185.  The President of the Constitutional Court should be elected by the other justices.

 

186.  Justices could be allowed to exercise academic activities.

 

Article 142

187.  Paragraph 2 of this provision foresees the removal from duty of the President and the Justices of the Constitutional Court, should they inter alia “express publicly their opinion regarding an issue which is the matter or may become” the matter for decision-making in the Constitutional Court”.  While justices should of course abstain from commenting upon pending cases, it would seem difficult to foresee that a matter will be brought eventually to the Constitutional Court.

 

188.  At any rate, it would seem that the sanction of removal from office in cases where a judge expresses political opinions or comments upon a case is excessive.

 

189.  The decision on the removal from office should be taken by the Constitutional Court without the participation of the concerned judge.

 

 

VIII.   Part Seven -  Change to the constitution (Articles 143-145)

 

Articles 143-144

190.  The relationship between Articles 143 and 144 is not very clear. Is the adoption of the Act on the Change of the Constitution in Article 143.4 the final step or has it to be followed by the public hearing provided for in Art. 144? The procedure looks cumbersome and complicated.

 

 

      VIII.      Part Eight - Transitional and final provisions

 

191.  The adoption of the constitutional law on implementation of the constitution is foreseen to be made with a simple majority. Should the implementing law be merely technical, this would not seem to pose problems. Should it instead contain substantive matters, it would need to be adopted with a qualified majority.

 

192.  It is extremely important that a transitional provision be added, whereby existing laws continue to be in force,  unless and until amended through the normal democratic process, in compliance with the principle of legality.
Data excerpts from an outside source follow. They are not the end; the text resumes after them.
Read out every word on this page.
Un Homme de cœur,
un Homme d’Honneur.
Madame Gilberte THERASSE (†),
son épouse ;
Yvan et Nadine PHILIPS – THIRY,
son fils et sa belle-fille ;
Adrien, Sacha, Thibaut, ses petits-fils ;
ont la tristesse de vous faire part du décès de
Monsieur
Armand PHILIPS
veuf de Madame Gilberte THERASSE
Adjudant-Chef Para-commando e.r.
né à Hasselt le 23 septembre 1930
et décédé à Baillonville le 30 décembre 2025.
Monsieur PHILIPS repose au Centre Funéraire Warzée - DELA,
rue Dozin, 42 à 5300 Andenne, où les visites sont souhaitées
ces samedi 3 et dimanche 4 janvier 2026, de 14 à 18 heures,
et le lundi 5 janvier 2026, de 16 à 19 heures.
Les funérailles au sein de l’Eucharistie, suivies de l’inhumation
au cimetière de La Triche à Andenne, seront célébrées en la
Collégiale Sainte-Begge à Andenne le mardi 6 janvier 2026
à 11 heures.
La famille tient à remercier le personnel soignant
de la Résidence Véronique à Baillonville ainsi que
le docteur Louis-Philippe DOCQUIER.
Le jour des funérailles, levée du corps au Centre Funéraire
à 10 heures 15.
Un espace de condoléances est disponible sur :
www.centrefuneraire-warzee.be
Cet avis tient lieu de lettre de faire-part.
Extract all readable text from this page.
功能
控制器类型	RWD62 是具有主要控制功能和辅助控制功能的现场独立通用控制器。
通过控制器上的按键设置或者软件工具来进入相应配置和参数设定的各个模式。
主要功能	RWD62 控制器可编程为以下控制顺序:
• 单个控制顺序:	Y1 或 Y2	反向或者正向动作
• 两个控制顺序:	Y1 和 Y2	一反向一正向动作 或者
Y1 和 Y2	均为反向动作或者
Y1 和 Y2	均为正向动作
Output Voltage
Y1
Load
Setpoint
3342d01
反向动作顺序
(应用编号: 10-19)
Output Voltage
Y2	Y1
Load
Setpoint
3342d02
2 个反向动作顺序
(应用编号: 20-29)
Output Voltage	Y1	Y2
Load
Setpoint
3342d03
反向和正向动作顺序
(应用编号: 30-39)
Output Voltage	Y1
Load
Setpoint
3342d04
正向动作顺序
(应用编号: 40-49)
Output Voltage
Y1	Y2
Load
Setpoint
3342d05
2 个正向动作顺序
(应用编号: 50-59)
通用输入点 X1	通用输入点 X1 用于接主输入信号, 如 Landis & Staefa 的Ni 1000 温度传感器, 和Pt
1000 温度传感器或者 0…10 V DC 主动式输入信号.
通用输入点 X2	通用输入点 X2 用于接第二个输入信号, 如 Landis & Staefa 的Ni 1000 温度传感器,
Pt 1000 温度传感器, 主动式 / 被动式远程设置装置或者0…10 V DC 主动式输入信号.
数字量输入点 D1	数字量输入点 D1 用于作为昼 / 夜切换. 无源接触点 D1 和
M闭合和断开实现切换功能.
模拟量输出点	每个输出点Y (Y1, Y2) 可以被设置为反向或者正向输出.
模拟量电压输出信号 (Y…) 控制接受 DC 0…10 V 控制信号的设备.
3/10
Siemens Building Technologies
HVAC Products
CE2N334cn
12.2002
This was a specific commitment undertaken by the Montenegrin authorities (see PACE Opinion, 19.2.2.4).

 

 

         IX.      Conclusions

 

193.  The draft Constitution as was submitted to the Venice Commission for assessment does not raise issues of compatibility with the Council of Europe standards, with the exception of (1) the provisions on the appointment, career and dismissal of judges and on the functions and composition of the Judicial Council and (2) the numerous defects in the structure and content of Part 2, Human Rights and Freedoms, that have been identified in the above comments.

 

194.  It is essential that both these problems be addressed in a further text of the Constitution. So far as point (1) is concerned, the Montenegrin authorities have engaged in constructive discussions with the Venice Commission: these discussions must be pursued until an acceptable solution is found. So far as point (2) is concerned, the Montenegrin authorities should be asked to renew their efforts to achieve an acceptable draft.

 

195.  The draft Constitution requires significant technical amendments; the present opinion contains very detailed indications which will hopefully assist the Montenegrin authorities in improving the text.

 

196.  The adoption of the new Constitution should not be rushed, and should only be envisaged once the two issues stated above are settled in a manner compatible with the European standards, and once the text reaches a good level of drafting technique.

 

197.  The Venice Commission remains at the disposal of the authorities of Montenegro and is ready to assist in this process.

 



[1] The Charter on Human and Minority Rights and Civil Freedoms formed an integral part of the Constitutional Charter of the State Union of Serbia and Montenegro and between 2003 and 3 June 2006complemented the 1992 Constitution of Montenegro insofar as the protection of human rights and fundamental freedoms was concerned.  This Charter had been assessed by the Venice Commission and recognised to be of excellent quality and to represent great progress in the constitutional protection of human and minority rights (seeCDL(2003)010, Comments on the draft Charter on Human and Minority Rights and Fundamental Freedoms).